Now back to the HRC, what does this say about their CEI how good of an index is it? And it is not just Saks, I have heard complaints from other trans people about how they face discrimination from companies that also have high CEI ratings. The Advocate wrote,
However, the federal Equal Employment Opportunity Commission and the U.S. Department of Justice both say that Title VII’s prohibition of sex discrimination extends to discrimination based on gender identity, HRC officials point out. Also, Saks touted its nondiscrimination policies in its response to the Corporate Equality Index questionnaire. Its most recent score in the index was 90 out of a possible 100.

“Saks’ arguments are hugely concerning to us,” Deena Fidas, director of HRC’s workplace equality program, said in the press release. “In its court filings, Saks attempts to secure a motion to dismiss Ms. Jamal’s allegations by simultaneously calling into question the validity of its own nondiscrimination policy and the larger, crucial protections afforded by Title VII. The policies our CEI advances are not window dressings for any company to prop up or disregard in the face of individual allegations of misconduct. Saks is publicly undercutting the applicability of its own policies reported in the CEI and we must suspend Saks’ CEI score until further notice.” HRC has contacted Saks and asked it to clarify matters and amend its legal filings.
So maybe the HRC instead of asking companies to rate themselves, the HRC should ask the employees to rate the company.

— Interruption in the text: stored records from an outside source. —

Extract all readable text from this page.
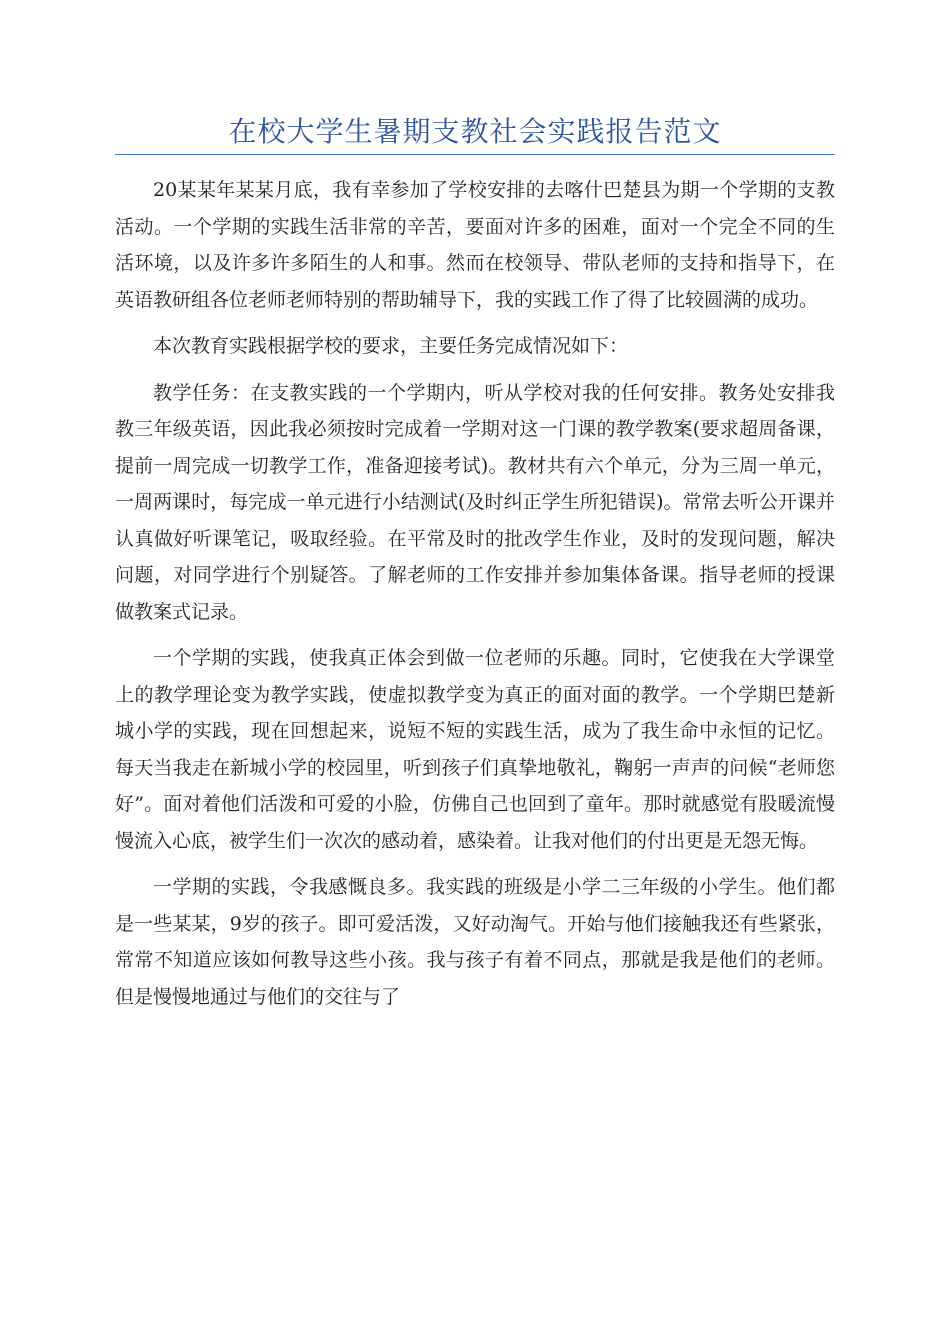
在校大学生暑期支教社会实践报告范文

20某某年某某月底，我有幸参加了学校安排的去喀什巴楚县为期一个学期的支教活动。一个学期的实践生活非常的辛苦，要面对许多的困难，面对一个完全不同的生活环境，以及许多许多陌生的人和事。然而在校领导、带队老师的支持和指导下，在英语教研组各位老师老师特别的帮助辅导下，我的实践工作了得了比较圆满的成功。

本次教育实践根据学校的要求，主要任务完成情况如下：

教学任务：在支教实践的一个学期内，听从学校对我的任何安排。教务处安排我教三年级英语，因此我必须按时完成着一学期对这一门课的教学教案(要求超周备课，提前一周完成一切教学工作，准备迎接考试)。教材共有六个单元，分为三周一单元，一周两课时，每完成一单元进行小结测试(及时纠正学生所犯错误)。常常去听公开课并认真做好听课笔记，吸取经验。在平常及时的批改学生作业，及时的发现问题，解决问题，对同学进行个别疑答。了解老师的工作安排并参加集体备课。指导老师的授课做教案式记录。

一个学期的实践，使我真正体会到做一位老师的乐趣。同时，它使我在大学课堂上的教学理论变为教学实践，使虚拟教学变为真正的面对面的教学。一个学期巴楚新城小学的实践，现在回想起来，说短不短的实践生活，成为了我生命中永恒的记忆。每天当我走在新城小学的校园里，听到孩子们真挚地敬礼，鞠躬一声声的问候“老师您好”。面对着他们活泼和可爱的小脸，仿佛自己也回到了童年。那时就感觉有股暖流慢慢流入心底，被学生们一次次的感动着，感染着。让我对他们的付出更是无怨无悔。

一学期的实践，令我感慨良多。我实践的班级是小学二三年级的小学生。他们都是一些某某，9岁的孩子。即可爱活泼，又好动淘气。开始与他们接触我还有些紧张，常常不知道应该如何教导这些小孩。我与孩子有着不同点，那就是我是他们的老师。但是慢慢地通过与他们的交往与了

Because what is important is how the companies treat there employees, companies can have the best polices on paper but if they do not feel that they have to follow their own polices or they do not enforce their policies what good are they?

Help! Any Ideas?

I am giving a workshop at a conference on transitioning in college in a couple of weeks so I am doing research on the topic.

As many of you know when I transitioned I was going for my master’s in social work at the University of Connecticut. I attended classes, as a non-matriculating student for a couple of semester before I actually transitioned. When I did apply to matriculation I had transitioned and legally changed my name, but my undergraduate records where all still in my male name.

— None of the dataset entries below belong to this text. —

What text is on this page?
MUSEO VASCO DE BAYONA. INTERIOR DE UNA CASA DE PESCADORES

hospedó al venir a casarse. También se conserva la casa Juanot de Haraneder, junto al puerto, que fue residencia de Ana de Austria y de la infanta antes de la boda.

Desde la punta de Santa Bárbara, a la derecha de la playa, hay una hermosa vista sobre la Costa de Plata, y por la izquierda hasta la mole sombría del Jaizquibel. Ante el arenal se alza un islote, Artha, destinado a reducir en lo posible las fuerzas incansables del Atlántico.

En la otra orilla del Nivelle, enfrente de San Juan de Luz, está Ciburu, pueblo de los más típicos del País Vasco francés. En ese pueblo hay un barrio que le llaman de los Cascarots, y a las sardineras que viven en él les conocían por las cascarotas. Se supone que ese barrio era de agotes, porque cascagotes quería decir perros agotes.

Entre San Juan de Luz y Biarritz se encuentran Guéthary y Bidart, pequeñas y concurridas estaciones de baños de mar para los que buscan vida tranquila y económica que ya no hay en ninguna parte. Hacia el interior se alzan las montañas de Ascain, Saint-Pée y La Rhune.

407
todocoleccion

While I was researching the workshop I came across this document at UConn, “University of Connecticut Gender Transition Guidelines” some of the material the document covers are Restroom Access, Concerns of co-workers and peers, Pronoun and Name Changes, and Rights to Privacy. They also discuss how to change, your name, your IDs, email account, and your student documents. UConn also has gender neutral housing and insurance coverage for trans people which includes hormones and Gender Confirming Surgery.

What I found interesting is the section on your name on your diploma,
Even without a legal name change, students are permitted to change the name listed on their diploma through the Student Administration System at: ________________. Please note that changing the name on an individual’s diploma, without more, will not change the name associated with all other official University records.
I wonder how many other colleges have a document like this?

I am developing a handout for the workshop; I’m going to list tip to help with transition. Do any of you have any tips about transitioning in college that I could pass along?